We now see that same ~15MB of data and jemalloc metadata is now spread across 15.6MB of RSS (pretty great fragmentation support).  I can confirm this by looking at the RSS of the process which reports 25MB (most of which is explained by the two jemalloc instance's metadata) which is a massive improvement over 1GB.

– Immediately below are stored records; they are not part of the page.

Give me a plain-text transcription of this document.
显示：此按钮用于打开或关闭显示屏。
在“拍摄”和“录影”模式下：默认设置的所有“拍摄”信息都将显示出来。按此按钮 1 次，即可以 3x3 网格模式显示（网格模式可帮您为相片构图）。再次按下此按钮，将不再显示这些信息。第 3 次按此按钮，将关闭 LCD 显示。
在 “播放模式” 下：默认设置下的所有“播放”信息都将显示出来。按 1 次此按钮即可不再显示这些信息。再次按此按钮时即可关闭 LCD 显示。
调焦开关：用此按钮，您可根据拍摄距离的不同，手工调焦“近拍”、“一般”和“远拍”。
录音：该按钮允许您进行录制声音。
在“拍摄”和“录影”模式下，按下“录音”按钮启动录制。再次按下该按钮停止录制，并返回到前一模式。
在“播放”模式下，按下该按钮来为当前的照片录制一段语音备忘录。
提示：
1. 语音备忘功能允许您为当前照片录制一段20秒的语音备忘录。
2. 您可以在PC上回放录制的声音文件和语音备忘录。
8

## Fix 2: Use a sane chunk size

If I change the chunk size to 100,000 then suddenly parquet is not making so many tiny allocations (my program runs much faster) and I get the following stats for the global jemalloc instance:

{noformat}
Allocated: 1756168, active: 2027520, metadata: 4492600 (n_thp 0), resident: 6496256, mapped: 8318976, retained: 64557056
{noformat}

And I see only 18.5MB of RSS usage.

> [C++]Memory leak while reading parquet file
> -------------------------------------------
>
>                 Key: ARROW-14987
>                 URL: https://issues.apache.org/jira/browse/ARROW-14987
>             Project: Apache Arrow
>          Issue Type: Bug
>          Components: C++
>    Affects Versions: 6.0.1
>            Reporter: Qingxiang Chen
>            Priority: Major
>
> When I used parquet to access data, I found that the memory usage was still high after the function ended. I reproduced this problem in the example. code show as below:
>  
> {code:c++}
> #include <arrow/api.h>
> #include <arrow/io/api.h>
> #include <parquet/arrow/reader.h>
> #include <parquet/arrow/writer.h>
> #include <parquet/exception.h>
> #include <unistd.h>
> #include <iostream>
> std::shared_ptr<arrow::Table> generate_table() {
>   arrow::Int64Builder i64builder;
>   for (int i=0;i<320000;i++){
> 	  i64builder.Append(i);
>   }
>   std::shared_ptr<arrow::Array> i64array;
>   PARQUET_THROW_NOT_OK(i64builder.Finish(&i64array));
>   std::shared_ptr<arrow::Schema> schema = arrow::schema(
>       {arrow::field("int", arrow::int64())});
>   return arrow::Table::Make(schema, {i64array});
> }
> void write_parquet_file(const arrow::Table& table) {
>   std::shared_ptr<arrow::io::FileOutputStream> outfile;
>   PARQUET_ASSIGN_OR_THROW(
>       outfile, arrow::io::FileOutputStream::Open("parquet-arrow-example.parquet"));
>   PARQUET_THROW_NOT_OK(
>       parquet::arrow::WriteTable(table, arrow::default_memory_pool(), outfile, 3));
> }
> void read_whole_file() {
>   std::cout << "Reading parquet-arrow-example.parquet at once" << std::endl;
>   std::shared_ptr<arrow::io::ReadableFile> infile;
>   PARQUET_ASSIGN_OR_THROW(infile,
>                           arrow::io::ReadableFile::Open("parquet-arrow-example.parquet",
>                                                         arrow::default_memory_pool()));
>   std::unique_ptr<parquet::arrow::FileReader> reader;
>   PARQUET_THROW_NOT_OK(
>       parquet::arrow::OpenFile(infile, arrow::default_memory_pool(), &reader));
>   std::shared_ptr<arrow::Table> table;
>   PARQUET_THROW_NOT_OK(reader->ReadTable(&table));
>   std::cout << "Loaded " << table->num_rows() << " rows in " << table->num_columns()
>             << " columns." << std::endl;
> }
> int main(int argc, char** argv) {
>   std::shared_ptr<arrow::Table> table = generate_table();
>   write_parquet_file(*table);
>   std::cout << "start " <<std::endl;
>   read_whole_file();
>   std::cout << "end " <<std::endl;
>   sleep(100);
> }
> {code}
> After the end, during sleep, the memory usage is still more than 100M and has not dropped. When I increase the data volume by 5 times, the memory usage is about 500M, and it will not drop.
> I want to know whether this part of the data is cached by the memory pool, or whether it is a memory leak problem. If there is no memory leak, how to set memory pool size or release memory?